L'objectif présenté par le Président de la République a été repris dans la loi de programmation des finances publiques pour les années 2018-2022, adoptée l'automne dernier, qui prévoit une hausse inédite des crédits de cette mission.

Programmation des crédits de la mission « Aide publique au développement »

(en milliards d'euros de crédits de paiement)

2018

2019

2020

LPFP

2,68

2,81

3,10

PLF (périmètre constant)

2,68

3,81

-

Source : Loi de programmation des finances publiques 2018-2022

On observe d'ailleurs que le plafond 2019 est dépassé d'un milliard d'euros (cf. infra ).

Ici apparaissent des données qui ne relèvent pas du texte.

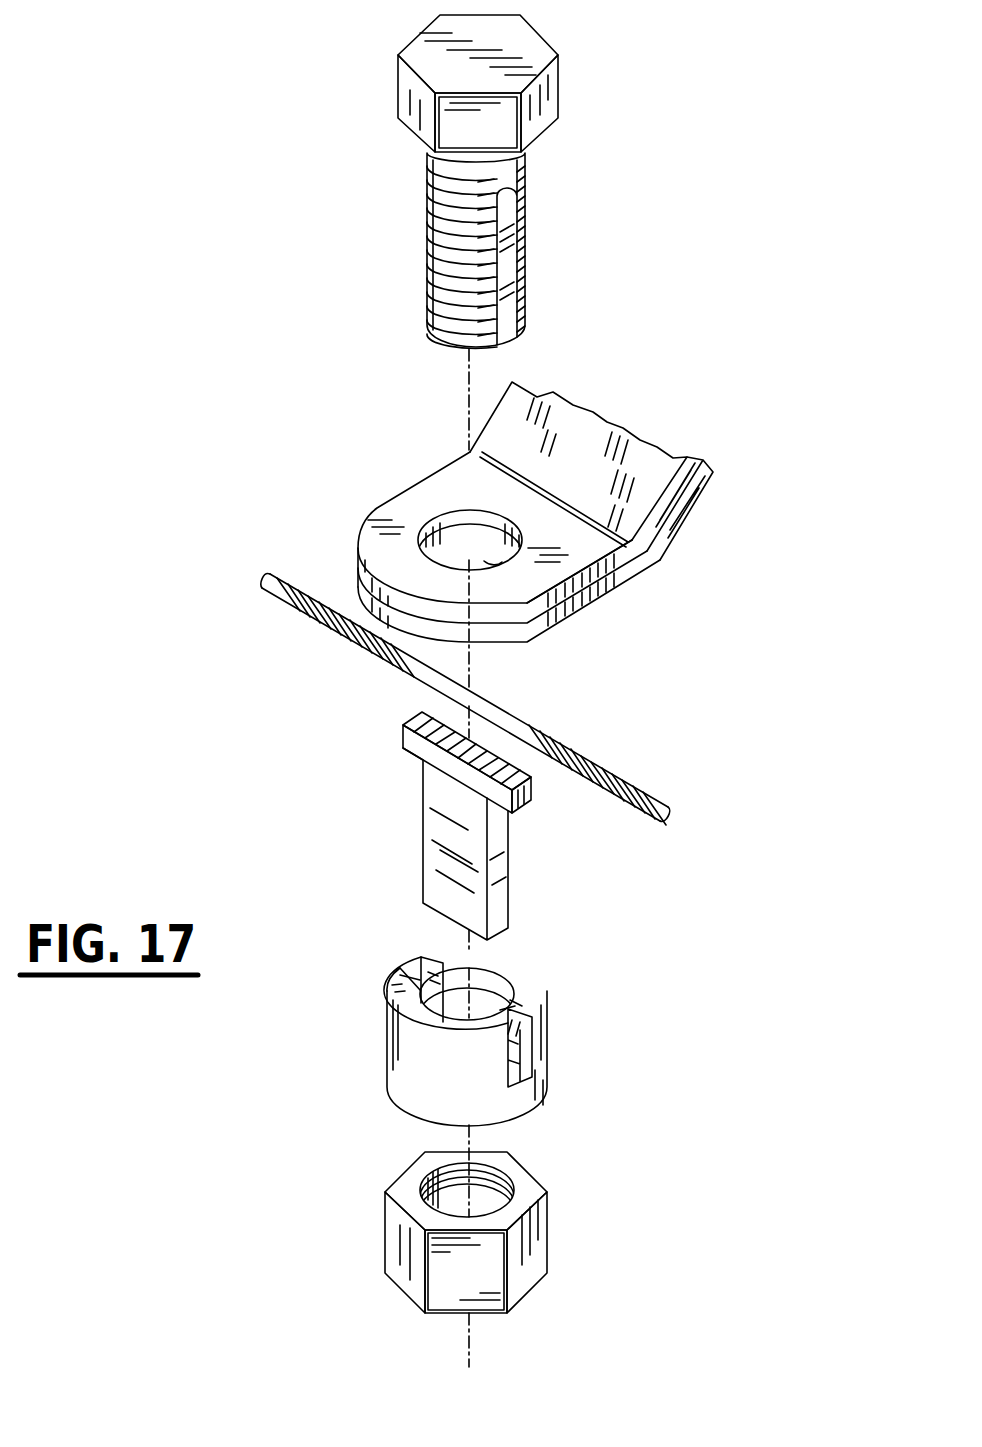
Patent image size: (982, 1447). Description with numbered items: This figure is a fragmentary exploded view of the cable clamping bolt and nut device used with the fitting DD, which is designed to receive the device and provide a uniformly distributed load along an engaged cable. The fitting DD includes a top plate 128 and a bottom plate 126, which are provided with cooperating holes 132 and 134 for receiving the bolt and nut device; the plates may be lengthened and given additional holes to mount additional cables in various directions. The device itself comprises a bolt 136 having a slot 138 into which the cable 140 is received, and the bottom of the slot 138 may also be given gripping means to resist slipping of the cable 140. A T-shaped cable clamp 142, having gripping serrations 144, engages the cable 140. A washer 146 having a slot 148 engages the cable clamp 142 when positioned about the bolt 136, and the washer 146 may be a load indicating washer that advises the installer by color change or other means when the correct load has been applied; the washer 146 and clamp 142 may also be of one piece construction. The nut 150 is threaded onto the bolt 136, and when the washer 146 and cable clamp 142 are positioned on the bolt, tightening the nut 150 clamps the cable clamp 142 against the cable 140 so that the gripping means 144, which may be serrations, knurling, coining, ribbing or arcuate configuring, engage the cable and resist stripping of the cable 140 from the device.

The bolt 136 is at (547, 97).
The slot 138 is at (505, 258).
The top plate 128 is at (423, 473).
The hole 132 is at (447, 538).
The hole 134 is at (493, 560).
The bottom plate 126 is at (602, 598).
The fitting DD is at (641, 414).
The cable 140 is at (607, 770).
The gripping serrations 144 is at (417, 720).
The T-shaped cable clamp 142 is at (437, 838).
The washer 146 is at (397, 1045).
The slot 148 is at (517, 1050).
The nut 150 is at (538, 1230).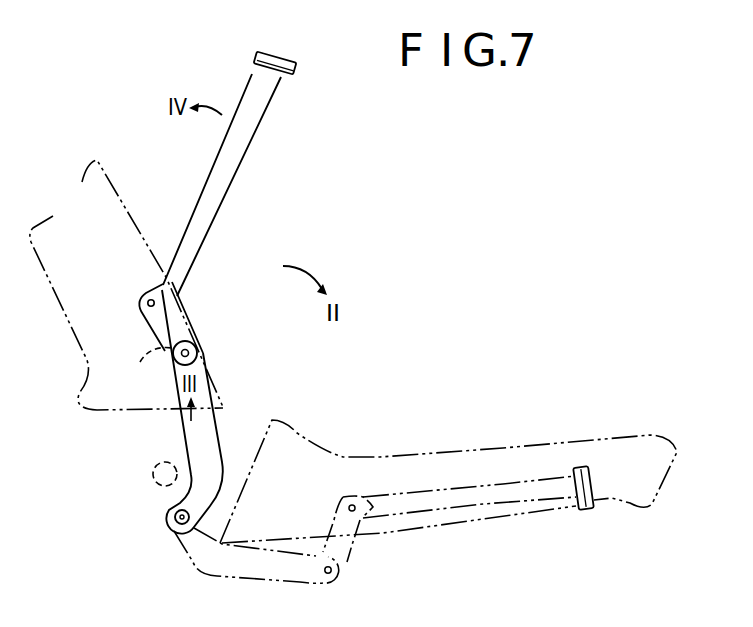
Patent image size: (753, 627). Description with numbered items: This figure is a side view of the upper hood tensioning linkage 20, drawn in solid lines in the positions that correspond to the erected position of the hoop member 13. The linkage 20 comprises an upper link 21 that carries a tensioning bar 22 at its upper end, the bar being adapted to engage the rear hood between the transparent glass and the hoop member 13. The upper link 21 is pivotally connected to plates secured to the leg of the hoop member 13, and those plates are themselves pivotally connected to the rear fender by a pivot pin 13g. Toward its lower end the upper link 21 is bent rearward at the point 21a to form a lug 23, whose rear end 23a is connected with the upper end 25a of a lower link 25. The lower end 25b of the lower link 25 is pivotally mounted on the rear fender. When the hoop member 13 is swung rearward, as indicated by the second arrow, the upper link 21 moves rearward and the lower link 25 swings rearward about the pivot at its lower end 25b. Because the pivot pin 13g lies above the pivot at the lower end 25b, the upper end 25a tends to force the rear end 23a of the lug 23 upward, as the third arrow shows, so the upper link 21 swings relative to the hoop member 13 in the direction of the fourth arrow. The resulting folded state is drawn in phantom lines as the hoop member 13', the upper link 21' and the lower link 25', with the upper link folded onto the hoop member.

The hoop member 13 is at (126, 285).
The hoop member in folded position 13' is at (448, 462).
The pivot pin 13g is at (153, 468).
The upper hood tensioning linkage 20 is at (238, 222).
The upper link 21 is at (225, 185).
The upper link in folded position 21' is at (408, 513).
The bend point 21a is at (170, 302).
The tensioning bar 22 is at (292, 58).
The lug 23 is at (170, 326).
The rear end of lug 23a is at (197, 351).
The lower link 25 is at (212, 412).
The lower link in folded position 25' is at (273, 539).
The upper end of lower link 25a is at (138, 370).
The lower end of lower link 25b is at (172, 512).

3. Le comité interministériel de la coopération internationale et du développement a défini une trajectoire en pourcentage du RNB

Le 8 février dernier, le Comité interministériel de la coopération internationale et du développement (Cicid) s'est réuni et a notamment adopté une trajectoire précise, en pourcentage du RNB, vers l'objectif de 0,55 % . Le tableau ci-dessous traduit cette trajectoire en montant d'APD au sens de l'OCDE.

Traduction en montant d'APD de la trajectoire adoptée par le Cicid

(en milliards d'euros)

2015

2016

2017

2018

2019

2020

2021

2022

APD en pourcentage du RNB

0,37%

0,38%

0,43%

0,44%

0,44%

0,47%

0,51%

0,55%

RNB

2 217

2 264

2 349

2 408

2 480

2 559

2 648

2 740

APD au sens de l'OCDE

8,1

8,6

10,1

10,6

10,9

12,0

13,5

15,1

Source : commission des finances du Sénat - Les prévisions de RNB proviennent de la direction générale du Trésor

La France doit donc augmenter de 5 milliards d'euros, par rapport à 2017, son aide publique au développement au sens de l'OCDE . Vos rapporteurs spéciaux soulignent que cela ne signifie pas que l'effort budgétaire sera de même ampleur , dans la mesure où une partie - significative au demeurant - de notre aide est constituée de prêts, qui comportent un effet de levier 11 ( * ) . De même, tout l'effort financier ne portera pas sur la seule mission « Aide publique au développement » , dont il a été rappelé précédemment qu'elle ne portait « que » 40 % des crédits budgétaires générant de l'aide publique au développement.

Par ailleurs, le Cicid a également décidé que les deux tiers de la hausse porteront sur l'aide bilatérale et que les crédits permettant à l'AFD d'accorder des dons augmenteraient d'un milliard d'euros dès 2019 .


* 11 À titre d'exemple, en 2018, un euro de subvention de l'État à l'AFD au titre des prêts génère 12,4 euros d'aide publique au développement au sens de l'OCDE.